Terribly sad to report the passing of friend, family, and also infinity plus author, Kit Reed.
Over on Facebook, Keith Brooke posted this:
Kit Reed saw something in me, and for the longest time I puzzled over what it might be. Why me? What was it that elevated me to the level of someone Kit noticed and included? Kit, who so sadly died at the weekend, surrounded herself by truly great people, to the extent that it was impossible for her to tell an anecdote without it sounding like namedropping – but for Kit and Joe, “When Joss said this”, “When Daniel stayed over”, “When Sigourney/Chip/Brian dropped in”, this was normal, day to day life. So, Kit Reed, legendary writer of stories no-one else could even approach being able to write, had seen something in me and brought me into her fold.
Over the years, Kit and I did so much together, it seemed. She was a constant in my life, always enriched it, and was an absolute inspiration. We’d go for weeks without talking, then there would be flurries of messaging by email, MOO, Facebook or whatever the current medium was. Bitchy, insightful, wonderfully funny; supportive, warm, and always telling stories – life was story to Kit.
So many happy, inspiring memories of meeting up with Kit and Joe over the years. Dinners with friends and family. Sitting in the sun while Joe sketched Colchester Castle in his hardbound notebook and we’d all share stories and plans. That time after spending too long with a rather boorish colleague when we hid away in that splendid Lawn Avenue house and watched Guardians of the Galaxy like giggling schoolkids. All those evenings when I’d get home from my dayjob and log on to the online environment where I was guesting on Kit’s anonymous writing class and we’d spend hours debating and fine-tuning story with ‘the kids’. Turning up at London’s Reform Club and being refused entrance because the only pair of trousers I had that weren’t jeans were still too jeans-like for their dress code – Joe had to come down and wrangle my entrance with his don’t-dare-mess-with-me charm, and then we sat at a table with a view and watched the comings and goings of the club’s members for hours. Lunch in the Algonquin, and then chatting on the train ride all the way back up to New Haven, Kit managing to simultaneously provide a running commentary on the passing scenery, tell brilliantly funny stories, and write story critiques on her tiny laptop along the way. And, our most recent visit, Debbie and I stopping over in the wonderful Middletown house on the first proper night of our honeymoon, Kit taking us through the steps of cooking and eating lobster because she knew we’d be eating an awful lot of it on our three-week drive around New England. And we did. We ate an awful lot of lobster and we ate it well, because Kit knew exactly how to equip us for our journey with the most important skills – and just how many of Kit’s students, collaborators, friends and colleagues can say exactly that? She equipped us all.
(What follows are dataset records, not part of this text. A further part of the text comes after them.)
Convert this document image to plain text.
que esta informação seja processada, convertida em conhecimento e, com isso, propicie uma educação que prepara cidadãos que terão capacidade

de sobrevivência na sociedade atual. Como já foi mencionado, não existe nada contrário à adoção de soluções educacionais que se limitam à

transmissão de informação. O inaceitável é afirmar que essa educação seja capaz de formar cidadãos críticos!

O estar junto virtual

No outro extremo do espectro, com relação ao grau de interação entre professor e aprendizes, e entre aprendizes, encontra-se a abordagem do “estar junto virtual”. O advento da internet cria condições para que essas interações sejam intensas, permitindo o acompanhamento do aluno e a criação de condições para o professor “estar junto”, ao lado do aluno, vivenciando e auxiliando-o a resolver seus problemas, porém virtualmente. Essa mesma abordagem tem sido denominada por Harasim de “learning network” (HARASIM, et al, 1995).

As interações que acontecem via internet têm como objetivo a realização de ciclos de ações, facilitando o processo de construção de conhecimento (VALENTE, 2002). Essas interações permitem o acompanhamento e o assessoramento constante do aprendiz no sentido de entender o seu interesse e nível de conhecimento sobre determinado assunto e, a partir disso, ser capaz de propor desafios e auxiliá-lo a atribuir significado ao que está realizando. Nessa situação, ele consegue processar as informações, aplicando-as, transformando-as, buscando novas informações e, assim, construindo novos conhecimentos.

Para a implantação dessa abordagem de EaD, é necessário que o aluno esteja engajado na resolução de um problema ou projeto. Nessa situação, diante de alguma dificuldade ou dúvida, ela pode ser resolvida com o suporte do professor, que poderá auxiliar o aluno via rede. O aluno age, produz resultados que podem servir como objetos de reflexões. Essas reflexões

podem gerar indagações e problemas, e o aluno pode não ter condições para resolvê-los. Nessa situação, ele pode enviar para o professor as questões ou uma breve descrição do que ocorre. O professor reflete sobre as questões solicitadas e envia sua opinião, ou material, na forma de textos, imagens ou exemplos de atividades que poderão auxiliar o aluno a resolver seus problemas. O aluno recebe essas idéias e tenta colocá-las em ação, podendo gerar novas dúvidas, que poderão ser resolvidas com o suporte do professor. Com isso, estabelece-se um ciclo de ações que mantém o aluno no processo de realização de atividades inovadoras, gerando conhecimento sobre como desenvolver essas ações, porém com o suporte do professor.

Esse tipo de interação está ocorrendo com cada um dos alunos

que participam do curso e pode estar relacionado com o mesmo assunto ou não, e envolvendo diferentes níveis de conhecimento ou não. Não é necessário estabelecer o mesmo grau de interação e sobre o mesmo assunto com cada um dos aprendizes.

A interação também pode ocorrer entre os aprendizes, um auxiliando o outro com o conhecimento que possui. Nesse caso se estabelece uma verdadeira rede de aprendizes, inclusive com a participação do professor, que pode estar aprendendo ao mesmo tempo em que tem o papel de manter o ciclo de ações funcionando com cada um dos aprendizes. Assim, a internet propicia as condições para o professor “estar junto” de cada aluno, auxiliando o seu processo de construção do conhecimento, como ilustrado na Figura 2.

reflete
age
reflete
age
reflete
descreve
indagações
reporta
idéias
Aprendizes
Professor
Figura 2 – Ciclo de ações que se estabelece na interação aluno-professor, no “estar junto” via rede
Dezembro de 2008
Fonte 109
The real lesson is, Kit didn’t just see something in me. She saw it in everyone (except for the fakes: she was merciless with them). We were all special to her, and all capable of genius, of greatness in our lives, and she was adept at bringing that out in people. Kit just happened to be one of those people who delivered greatness on a daily basis.
Kit, just as you wished, you’ll be remembered in the spaces, those gaps when you would have chipped in with a story, those pauses when someone else would have been sympathetic and you’d just tell us to get the hell on with what needs doing, the times when there’s no message from you waiting in the in box any more.
And now, as Kit would no doubt tell me, I have work to do, stories to tell, and no-one else is going to tell my stories but me.
I think it was Mack who described us all as Kit’s co-conspirators in life. I can’t think of a better description, and I’m incredibly proud to have been a co-conspirator with Kit.
Friend, collaborator, family, inspiration, and sorely missed.
Of course, one of the best ways to celebrate an author is to read their work, and for Kit, the best way to do this would be to dip into her ‘Great big book of stories’, The Story Until Now (Wesleyan), or her latest novel, Mormama (Tor, published this summer). She was bloody good.